La tipologia di doccia varia principalmente da paese a paese, sia per conformazione che per temperatura e quindi la trattazione sarà più agevole. In Argentina è situata tendenzialmente inuna vasca da bagno, con il soffione sulla parete corta che spruzza per la lunghezza della vasca, il telo di separazione è doppio, uno colorato sull’eterno ed uno tendenzialmente bianco all’interno. In Cile lo stile è abbastanza simile a quello argentino, permangono i due teli di separazione ma la temperatura della doccia calda è “giusto tiepida”, cosa che non aiuta soprattutto in quei posti dove la temperatura ambiente esterna non supera i 10 gradi.
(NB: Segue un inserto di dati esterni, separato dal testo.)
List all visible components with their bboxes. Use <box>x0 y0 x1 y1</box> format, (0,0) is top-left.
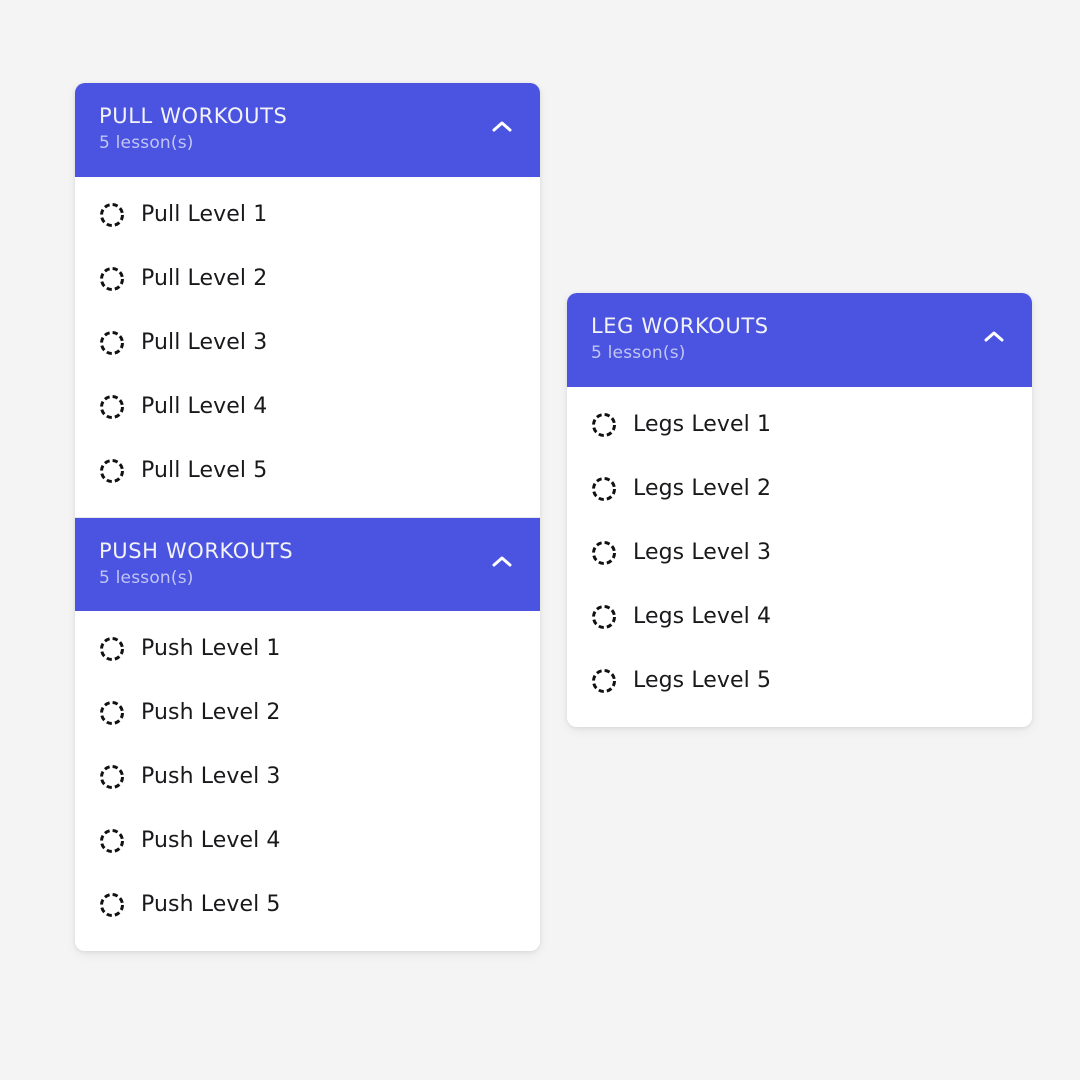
section-header-leg[interactable]: LEG WORKOUTS 5 lesson(s) <box>567 293 1032 387</box>
dashed-circle-icon <box>100 267 124 291</box>
section-header-pull[interactable]: PULL WORKOUTS 5 lesson(s) <box>75 83 540 177</box>
lesson-label: Pull Level 5 <box>141 458 268 483</box>
section-subtitle-push: 5 lesson(s) <box>99 568 194 588</box>
dashed-circle-icon <box>100 701 124 725</box>
list-item[interactable]: Push Level 2 <box>75 681 540 745</box>
lesson-label: Legs Level 3 <box>633 540 772 565</box>
list-item[interactable]: Push Level 1 <box>75 617 540 681</box>
chevron-up-icon[interactable] <box>487 552 517 572</box>
list-item[interactable]: Legs Level 3 <box>567 521 1032 585</box>
lesson-label: Push Level 1 <box>141 636 281 661</box>
workout-card-left: PULL WORKOUTS 5 lesson(s) Pull Level 1 P… <box>75 83 540 951</box>
section-subtitle-pull: 5 lesson(s) <box>99 133 194 153</box>
list-item[interactable]: Legs Level 4 <box>567 585 1032 649</box>
dashed-circle-icon <box>100 395 124 419</box>
workout-card-right: LEG WORKOUTS 5 lesson(s) Legs Level 1 Le… <box>567 293 1032 727</box>
lesson-label: Legs Level 1 <box>633 412 772 437</box>
lesson-label: Pull Level 1 <box>141 202 268 227</box>
lesson-label: Legs Level 5 <box>633 668 772 693</box>
list-item[interactable]: Pull Level 2 <box>75 247 540 311</box>
chevron-up-icon[interactable] <box>979 327 1009 347</box>
dashed-circle-icon <box>100 893 124 917</box>
dashed-circle-icon <box>100 203 124 227</box>
dashed-circle-icon <box>592 605 616 629</box>
dashed-circle-icon <box>100 331 124 355</box>
dashed-circle-icon <box>100 459 124 483</box>
list-item[interactable]: Pull Level 5 <box>75 439 540 503</box>
section-header-push[interactable]: PUSH WORKOUTS 5 lesson(s) <box>75 517 540 611</box>
list-item[interactable]: Push Level 4 <box>75 809 540 873</box>
workout-program-screen: PULL WORKOUTS 5 lesson(s) Pull Level 1 P… <box>0 0 1080 1080</box>
dashed-circle-icon <box>592 669 616 693</box>
dashed-circle-icon <box>592 541 616 565</box>
dashed-circle-icon <box>100 637 124 661</box>
dashed-circle-icon <box>592 413 616 437</box>
lesson-label: Push Level 4 <box>141 828 281 853</box>
section-subtitle-leg: 5 lesson(s) <box>591 343 686 363</box>
chevron-up-icon[interactable] <box>487 117 517 137</box>
section-title-leg: LEG WORKOUTS <box>591 314 769 338</box>
section-title-pull: PULL WORKOUTS <box>99 104 288 128</box>
lesson-label: Pull Level 3 <box>141 330 268 355</box>
dashed-circle-icon <box>100 829 124 853</box>
section-title-push: PUSH WORKOUTS <box>99 539 294 563</box>
lesson-label: Push Level 3 <box>141 764 281 789</box>
list-item[interactable]: Pull Level 1 <box>75 183 540 247</box>
lesson-label: Pull Level 2 <box>141 266 268 291</box>
lesson-list-leg: Legs Level 1 Legs Level 2 Legs Level 3 L… <box>567 387 1032 727</box>
list-item[interactable]: Push Level 3 <box>75 745 540 809</box>
list-item[interactable]: Pull Level 3 <box>75 311 540 375</box>
list-item[interactable]: Push Level 5 <box>75 873 540 937</box>
list-item[interactable]: Legs Level 1 <box>567 393 1032 457</box>
lesson-label: Pull Level 4 <box>141 394 268 419</box>
lesson-label: Push Level 2 <box>141 700 281 725</box>
lesson-label: Legs Level 4 <box>633 604 772 629</box>
dashed-circle-icon <box>592 477 616 501</box>
lesson-list-pull: Pull Level 1 Pull Level 2 Pull Level 3 P… <box>75 177 540 517</box>
lesson-list-push: Push Level 1 Push Level 2 Push Level 3 P… <box>75 611 540 951</box>
list-item[interactable]: Legs Level 5 <box>567 649 1032 713</box>
list-item[interactable]: Pull Level 4 <box>75 375 540 439</box>
lesson-label: Legs Level 2 <box>633 476 772 501</box>
dashed-circle-icon <box>100 765 124 789</box>
lesson-label: Push Level 5 <box>141 892 281 917</box>
list-item[interactable]: Legs Level 2 <box>567 457 1032 521</box>
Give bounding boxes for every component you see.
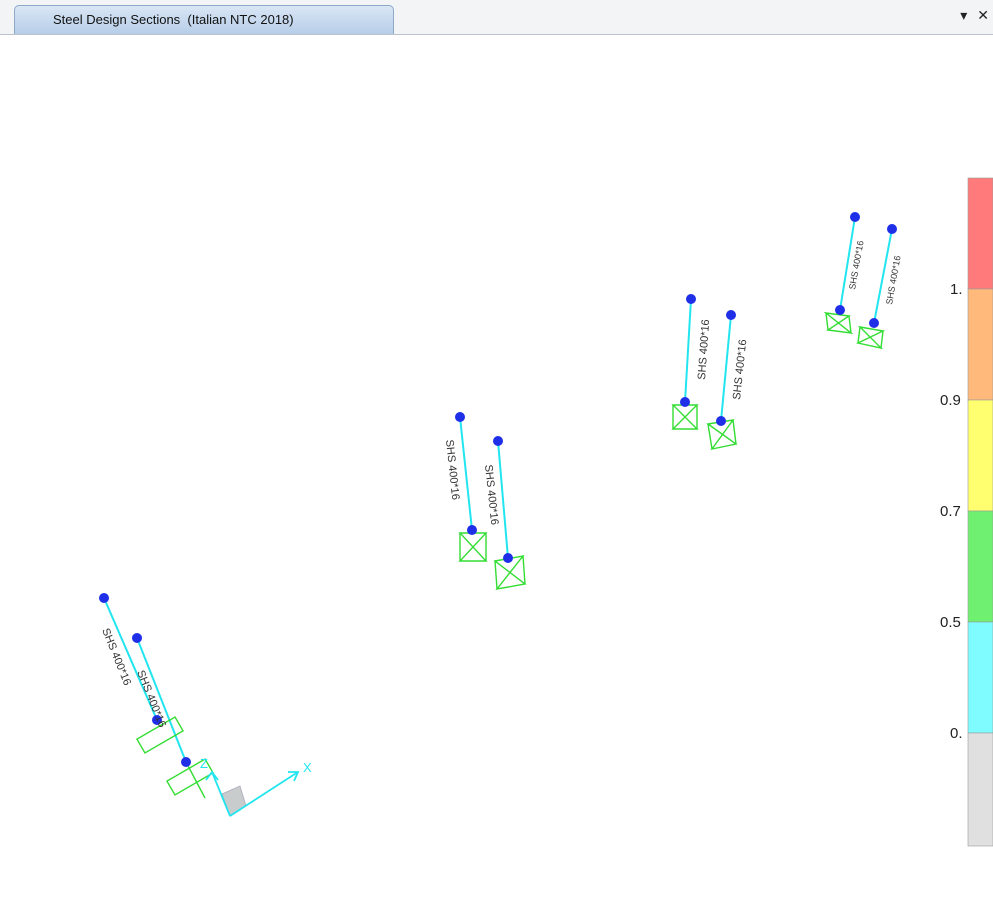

Il riscaldamento dell’acqua avviene con scaldabagno a gas e l’unica opzione è trovare il flusso minimo di acqua che attivi il riscaldamento ma sufficientemente basso da rimanere un po’ di tempo all’inerno delle serpentine in modo da scaldarsi il più possibile. La Bolivia risolve questo problema non avendo nessun tipo di impianto centralizzato di gas. Qui la doccia è elettrica, si per quanto ci abbiano sempre insegnato che non èe buono mescolare corrente ed acqua in Bolivia hanno un bell’interruttore dei 220V a pochi cm dalla doccia, la cui testa elettrificata scalda l’acqua che poi cade a pioggia, con pochissima pressione verso il basso. La temperatura raggiunta è maggiore e ben più gradevole che quella cilena, ma la quantità d’acqua è tendensialmente più scarsa. L’Ecuador invece ha un aspetto misto sotto questo argomento, probabilmente il fatto di essere al centro del mondo gli permette di prendere usi e costumi da entrambi gli emisferi e si trovano qui doccie sia del tipo cileno, che boliviano, che colombiano. In Colombia l’acqua è calda, con scaldabagno a gas dove fa freddo e fredda, senza nessun tentaivo di scaldarla dove fa caldo (e visto che fa caldo risulta anche piacevole). Il particolare della Colombia però è che spesso e volentieri manca il soffione (anche se il sistema è predisposto a montarlo) e quindi l’acqua cade direttamente in un flusso unico e grande e forte da un tubo che esce dal muro.